Equine fetal membranes are normally expelled within 3 hr after parturition, but expulsion may be delayed for 8–12 hr or even longer without signs of illness. The cause of retention of fetal membranes often is not known, but the condition is associated with infection, abortion, short or prolonged gestation, uterine atony, and dystocia. Mares that have retained their fetal membranes appear to be at increased risk of recurrence of the condition, and Friesian mares are particularly predisposed. Retention of just a portion of the fetal membranes entirely within the uterus (usually at the tip of the previously nongravid uterine horn) is less conspicuous but equally likely to result in complications. For this reason, the chorionic surface of the expelled membranes should be examined carefully to ensure they have been completely expelled.
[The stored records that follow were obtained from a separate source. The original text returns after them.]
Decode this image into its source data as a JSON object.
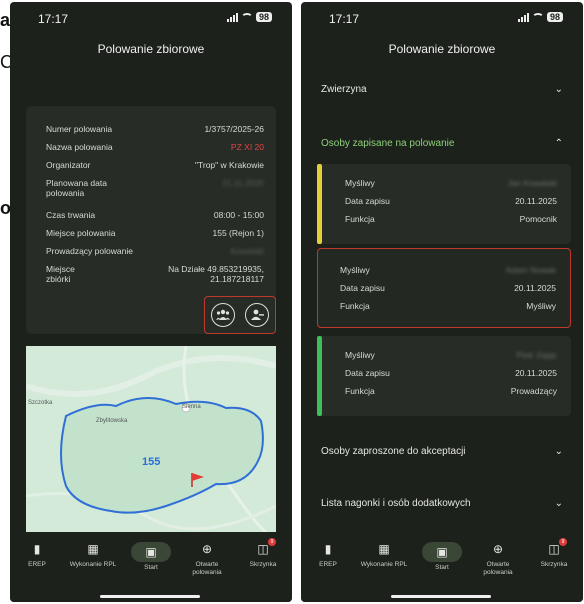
{
  "left_phone": {
    "status": {
      "time": "17:17",
      "battery": "98"
    },
    "title": "Polowanie zbiorowe",
    "info": [
      {
        "key": "Numer polowania",
        "value": "1/3757/2025-26",
        "style": "normal"
      },
      {
        "key": "Nazwa polowania",
        "value": "PZ XI 20",
        "style": "red"
      },
      {
        "key": "Organizator",
        "value": "\"Trop\" w Krakowie",
        "style": "normal"
      },
      {
        "key": "Planowana data polowania",
        "value": "21.11.2025",
        "style": "blur"
      },
      {
        "key": "Czas trwania",
        "value": "08:00 - 15:00",
        "style": "normal"
      },
      {
        "key": "Miejsce polowania",
        "value": "155 (Rejon 1)",
        "style": "normal"
      },
      {
        "key": "Prowadzący polowanie",
        "value": "Kowalski",
        "style": "blur"
      },
      {
        "key": "Miejsce zbiórki",
        "value": "Na Działe 49.853219935, 21.187218117",
        "style": "normal"
      }
    ],
    "map": {
      "label_left": "Szczotka",
      "label_mid": "Zbylitowska",
      "label_right": "Sienna",
      "area_number": "155"
    }
  },
  "right_phone": {
    "status": {
      "time": "17:17",
      "battery": "98"
    },
    "title": "Polowanie zbiorowe",
    "sections": {
      "zwierzyna": "Zwierzyna",
      "osoby_zapisane": "Osoby zapisane na polowanie",
      "osoby_zaproszone": "Osoby zaproszone do akceptacji",
      "lista_nagonki": "Lista nagonki i osób dodatkowych"
    },
    "hunters": [
      {
        "name_label": "Myśliwy",
        "name_value": "Jan Kowalski",
        "date_label": "Data zapisu",
        "date_value": "20.11.2025",
        "role_label": "Funkcja",
        "role_value": "Pomocnik",
        "stripe_color": "#e3cf3a"
      },
      {
        "name_label": "Myśliwy",
        "name_value": "Adam Nowak",
        "date_label": "Data zapisu",
        "date_value": "20.11.2025",
        "role_label": "Funkcja",
        "role_value": "Myśliwy",
        "stripe_color": ""
      },
      {
        "name_label": "Myśliwy",
        "name_value": "Piotr Zając",
        "date_label": "Data zapisu",
        "date_value": "20.11.2025",
        "role_label": "Funkcja",
        "role_value": "Prowadzący",
        "stripe_color": "#3fbf5a"
      }
    ]
  },
  "nav": [
    {
      "label": "EREP",
      "icon": "book-icon"
    },
    {
      "label": "Wykonanie RPL",
      "icon": "calendar-icon"
    },
    {
      "label": "Start",
      "icon": "start-icon"
    },
    {
      "label": "Otwarte polowania",
      "icon": "target-icon"
    },
    {
      "label": "Skrzynka",
      "icon": "inbox-icon",
      "badge": "9"
    }
  ],
  "side_fragments": [
    "a",
    "C",
    "o"
  ],
  "colors": {
    "background": "#1d211c",
    "card": "#272c26",
    "accent_red": "#e04545",
    "accent_green": "#8ccf7a"
  }
}
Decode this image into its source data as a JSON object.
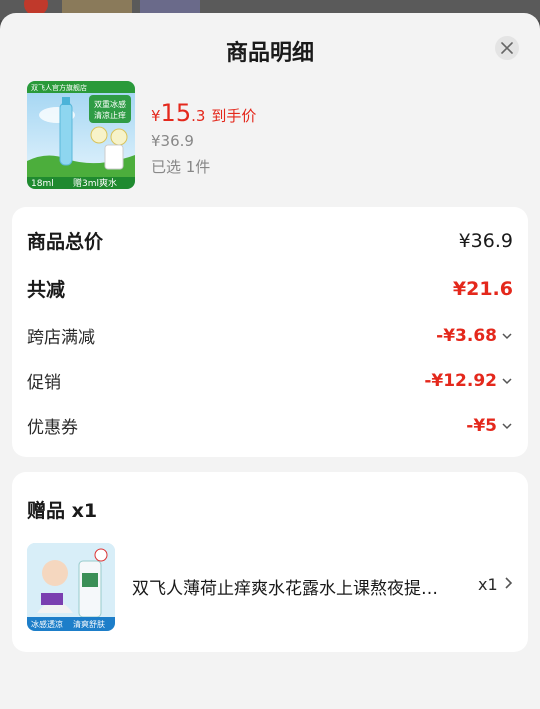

Retention of fetal membranes may mediate development of metritis or even peritonitis. Laminitis is a potential sequela. For these reasons, it is common practice to administer oxytocin (5 U, IM, every 2–3 hr) beginning 3–4 hr after parturition if the membranes have not yet been expelled. Calcium supplementation may be beneficial. Manual removal of retained membranes carries the risk of uterine damage or prolapse and is not recommended beyond gentle tugging to displace already loosened membranes. In cases of prolonged retention of fetal membranes, antimicrobials should be administered prophylactically, along with other therapeutic strategies aimed at preventing laminitis. Mares that have recovered from retention of fetal membranes do not generally have lower fertility.

Retained Fetal Membranes in Does, Ewes, and Sows

In does and ewes, the incidence of retained fetal membranes increases with larger litter sizes and with assisted parturition. Systemic treatment to guard against infection and gentle traction on exposed membranes may be used. In sows, retained placentae are contained within the uterus and are not visible at the vulva. In this species, entire fetuses may be retained. Usually, the fetus or membranes decompose in situ. This may be accompanied by signs of systemic illness and a purulent vaginal discharge. Although serious or fatal sequelae occasionally occur, the prognosis for recovery and future fertility is surprisingly good. Antimicrobial treatment is indicated in animals with systemic signs of illness.